Bei diesem Brand blamierten sich ein paar Horber Honoratioren bis auf die Knochen. Die hohen Herren hatten sich in einer eiskalten Dezembernacht im Gasthaus Engel in der Ihlinger Straße verlustiert und wunderten sich auf ihrem Heimweg durch die Neckarstraße noch darüber, dass am Sichlerschen Haus bei der Eiseskälte das Wasser unüberhörbar aus dem Dachtrauf tropfte. Erst als sie zu Hause die Sturmglocken hörten, wurde den Spätheimkehrern die Feuersgefahr bewusst. Allerdings zu spät, denn das Wohnhaus und eine benachbarte Scheuer fielen dem Brand zum Opfer und es gab dort nichts mehr zu retten.

Im Alter von 30 Jahren erwarb Johann Nepomuk Sichler das Horber Bürgerrecht und spezialisierte sich als Zinngießer auf Bettflaschen, für die der Glockengießer Johann Graeter in Horb die Messingformen lieferte. Bei den Zinnwaren von Johann Nepomuk Sichler findet sich häufig neben der eigenen Meistermarke noch die Marke von C. Buck aus Stuttgart, der wahrscheinlich Zinnarbeiten aus Horb bezogen, mit seinem Zeichen versehen und in der württembergischen Residenz verkauft hat.

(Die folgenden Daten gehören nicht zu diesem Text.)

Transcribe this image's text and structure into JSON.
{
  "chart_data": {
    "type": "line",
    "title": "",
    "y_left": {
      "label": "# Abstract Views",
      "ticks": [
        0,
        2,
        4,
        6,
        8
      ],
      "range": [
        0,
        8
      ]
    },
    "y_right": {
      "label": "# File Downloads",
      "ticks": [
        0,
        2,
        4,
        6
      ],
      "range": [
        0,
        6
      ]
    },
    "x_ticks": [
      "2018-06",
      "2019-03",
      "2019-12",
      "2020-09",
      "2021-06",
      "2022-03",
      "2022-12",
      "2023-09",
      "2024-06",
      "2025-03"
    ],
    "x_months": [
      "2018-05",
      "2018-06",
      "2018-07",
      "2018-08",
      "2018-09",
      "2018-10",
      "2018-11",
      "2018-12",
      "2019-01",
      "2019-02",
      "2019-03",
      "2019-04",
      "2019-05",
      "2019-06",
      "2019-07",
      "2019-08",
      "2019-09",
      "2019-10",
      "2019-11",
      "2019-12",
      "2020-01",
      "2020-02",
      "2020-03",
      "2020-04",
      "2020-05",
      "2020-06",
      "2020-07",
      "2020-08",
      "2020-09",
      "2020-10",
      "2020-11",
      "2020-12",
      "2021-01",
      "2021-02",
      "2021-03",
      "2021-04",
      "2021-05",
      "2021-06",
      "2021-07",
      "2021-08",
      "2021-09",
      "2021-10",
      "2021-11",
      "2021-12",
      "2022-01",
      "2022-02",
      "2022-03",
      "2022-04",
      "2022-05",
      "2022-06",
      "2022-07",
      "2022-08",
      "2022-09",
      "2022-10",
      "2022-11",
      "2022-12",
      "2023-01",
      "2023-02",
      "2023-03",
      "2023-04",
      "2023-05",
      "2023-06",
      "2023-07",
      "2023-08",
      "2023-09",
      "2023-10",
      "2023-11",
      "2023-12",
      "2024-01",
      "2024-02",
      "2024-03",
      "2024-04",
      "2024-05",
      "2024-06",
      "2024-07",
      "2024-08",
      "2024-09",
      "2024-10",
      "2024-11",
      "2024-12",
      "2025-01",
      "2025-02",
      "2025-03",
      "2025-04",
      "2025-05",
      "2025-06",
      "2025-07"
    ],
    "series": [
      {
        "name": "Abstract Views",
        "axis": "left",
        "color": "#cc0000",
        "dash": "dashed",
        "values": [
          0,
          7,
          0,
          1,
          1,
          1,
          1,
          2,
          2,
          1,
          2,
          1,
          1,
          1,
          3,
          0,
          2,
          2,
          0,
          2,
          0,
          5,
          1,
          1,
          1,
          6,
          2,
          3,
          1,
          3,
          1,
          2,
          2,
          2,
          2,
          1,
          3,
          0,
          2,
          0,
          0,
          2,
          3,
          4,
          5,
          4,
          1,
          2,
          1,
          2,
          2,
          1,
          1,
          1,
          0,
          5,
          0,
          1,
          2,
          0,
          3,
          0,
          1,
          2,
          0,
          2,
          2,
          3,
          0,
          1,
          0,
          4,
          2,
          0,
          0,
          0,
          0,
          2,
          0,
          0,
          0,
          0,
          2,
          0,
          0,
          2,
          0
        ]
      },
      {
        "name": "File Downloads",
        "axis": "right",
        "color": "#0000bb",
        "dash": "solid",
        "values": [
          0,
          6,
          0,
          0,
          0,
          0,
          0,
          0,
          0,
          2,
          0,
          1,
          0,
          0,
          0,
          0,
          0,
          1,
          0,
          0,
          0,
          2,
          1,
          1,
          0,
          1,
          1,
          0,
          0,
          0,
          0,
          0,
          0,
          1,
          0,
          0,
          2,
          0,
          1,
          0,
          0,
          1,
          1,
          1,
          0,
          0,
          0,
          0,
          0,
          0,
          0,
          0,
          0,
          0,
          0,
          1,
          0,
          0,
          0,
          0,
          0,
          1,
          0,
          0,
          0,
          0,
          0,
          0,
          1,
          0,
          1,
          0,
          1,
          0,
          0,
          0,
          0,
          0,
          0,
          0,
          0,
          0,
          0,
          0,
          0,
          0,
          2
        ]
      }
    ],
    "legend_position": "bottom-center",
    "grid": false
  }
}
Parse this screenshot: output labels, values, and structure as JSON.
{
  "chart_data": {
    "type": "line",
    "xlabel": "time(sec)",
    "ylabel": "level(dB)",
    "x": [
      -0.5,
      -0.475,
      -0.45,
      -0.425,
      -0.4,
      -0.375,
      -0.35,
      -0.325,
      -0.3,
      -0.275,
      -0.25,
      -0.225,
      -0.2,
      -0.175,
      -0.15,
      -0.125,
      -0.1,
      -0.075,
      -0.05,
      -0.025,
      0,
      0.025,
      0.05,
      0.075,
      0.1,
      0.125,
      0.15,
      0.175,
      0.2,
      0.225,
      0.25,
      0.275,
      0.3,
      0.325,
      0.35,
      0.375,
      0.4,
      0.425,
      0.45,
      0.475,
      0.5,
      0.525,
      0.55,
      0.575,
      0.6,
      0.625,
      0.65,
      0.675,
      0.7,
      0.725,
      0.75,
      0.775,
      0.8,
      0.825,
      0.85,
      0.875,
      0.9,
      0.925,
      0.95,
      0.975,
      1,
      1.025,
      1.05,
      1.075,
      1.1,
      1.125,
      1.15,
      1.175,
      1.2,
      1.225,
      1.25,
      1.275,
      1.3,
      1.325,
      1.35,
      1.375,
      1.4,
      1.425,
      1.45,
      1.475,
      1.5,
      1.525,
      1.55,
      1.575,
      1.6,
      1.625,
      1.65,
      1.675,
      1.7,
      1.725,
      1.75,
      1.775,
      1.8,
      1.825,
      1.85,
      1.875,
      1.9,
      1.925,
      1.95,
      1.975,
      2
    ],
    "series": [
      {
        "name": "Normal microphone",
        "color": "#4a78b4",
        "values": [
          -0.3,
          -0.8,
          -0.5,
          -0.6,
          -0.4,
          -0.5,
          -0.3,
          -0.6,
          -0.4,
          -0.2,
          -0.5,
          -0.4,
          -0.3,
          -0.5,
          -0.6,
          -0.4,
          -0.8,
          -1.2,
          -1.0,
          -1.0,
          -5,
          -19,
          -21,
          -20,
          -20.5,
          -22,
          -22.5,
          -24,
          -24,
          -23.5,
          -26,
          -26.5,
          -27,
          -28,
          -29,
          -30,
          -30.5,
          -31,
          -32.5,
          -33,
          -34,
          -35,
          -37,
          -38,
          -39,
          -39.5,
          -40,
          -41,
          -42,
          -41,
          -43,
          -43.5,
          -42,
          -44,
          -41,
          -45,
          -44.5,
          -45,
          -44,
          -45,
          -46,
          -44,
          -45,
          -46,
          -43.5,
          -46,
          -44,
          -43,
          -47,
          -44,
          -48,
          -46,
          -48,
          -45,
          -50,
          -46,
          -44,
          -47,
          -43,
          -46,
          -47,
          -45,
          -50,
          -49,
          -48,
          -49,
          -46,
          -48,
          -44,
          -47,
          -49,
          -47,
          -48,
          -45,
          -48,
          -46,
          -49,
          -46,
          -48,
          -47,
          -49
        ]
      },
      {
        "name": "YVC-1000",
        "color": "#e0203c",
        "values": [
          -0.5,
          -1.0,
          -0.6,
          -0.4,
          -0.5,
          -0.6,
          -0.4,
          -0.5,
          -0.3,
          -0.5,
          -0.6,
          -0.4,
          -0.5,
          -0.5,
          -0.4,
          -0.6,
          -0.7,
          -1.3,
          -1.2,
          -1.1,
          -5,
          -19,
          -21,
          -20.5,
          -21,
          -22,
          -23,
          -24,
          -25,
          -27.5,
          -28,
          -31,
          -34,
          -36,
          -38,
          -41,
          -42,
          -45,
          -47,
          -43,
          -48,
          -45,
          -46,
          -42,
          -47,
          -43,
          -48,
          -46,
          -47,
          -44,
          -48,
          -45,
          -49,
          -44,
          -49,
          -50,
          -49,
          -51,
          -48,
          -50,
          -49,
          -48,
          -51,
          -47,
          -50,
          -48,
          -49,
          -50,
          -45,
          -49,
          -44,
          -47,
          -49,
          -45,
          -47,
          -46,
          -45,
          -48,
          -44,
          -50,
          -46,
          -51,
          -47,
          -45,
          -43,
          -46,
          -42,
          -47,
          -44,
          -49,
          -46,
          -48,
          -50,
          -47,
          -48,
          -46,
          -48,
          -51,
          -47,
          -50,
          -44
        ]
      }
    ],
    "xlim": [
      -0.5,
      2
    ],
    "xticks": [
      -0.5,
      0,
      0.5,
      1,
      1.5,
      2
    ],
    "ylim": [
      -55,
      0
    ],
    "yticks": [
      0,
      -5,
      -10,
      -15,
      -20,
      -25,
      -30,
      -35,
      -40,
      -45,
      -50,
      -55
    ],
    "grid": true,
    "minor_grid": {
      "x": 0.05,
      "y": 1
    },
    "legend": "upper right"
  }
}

Vom Gründer der Horber Zinnsammlung konnten die beiden Vereinsvorsitzenden Joachim Lipp und Heinrich Raible von privater Seite eine Originalradierung erwerben, die eine Nordansicht der Stadt zeigt. Diese Radierung von Paul Dörr fehlte bislang im Stadtmuseum. Aber auch diese Vedute kann Kustodin Agnes Maier leider nicht zeigen, weil es dem Stadtmuseum auch in Sachen Horber Stadtansichten schlicht und einfach an Ausstellungsfläche fehlt.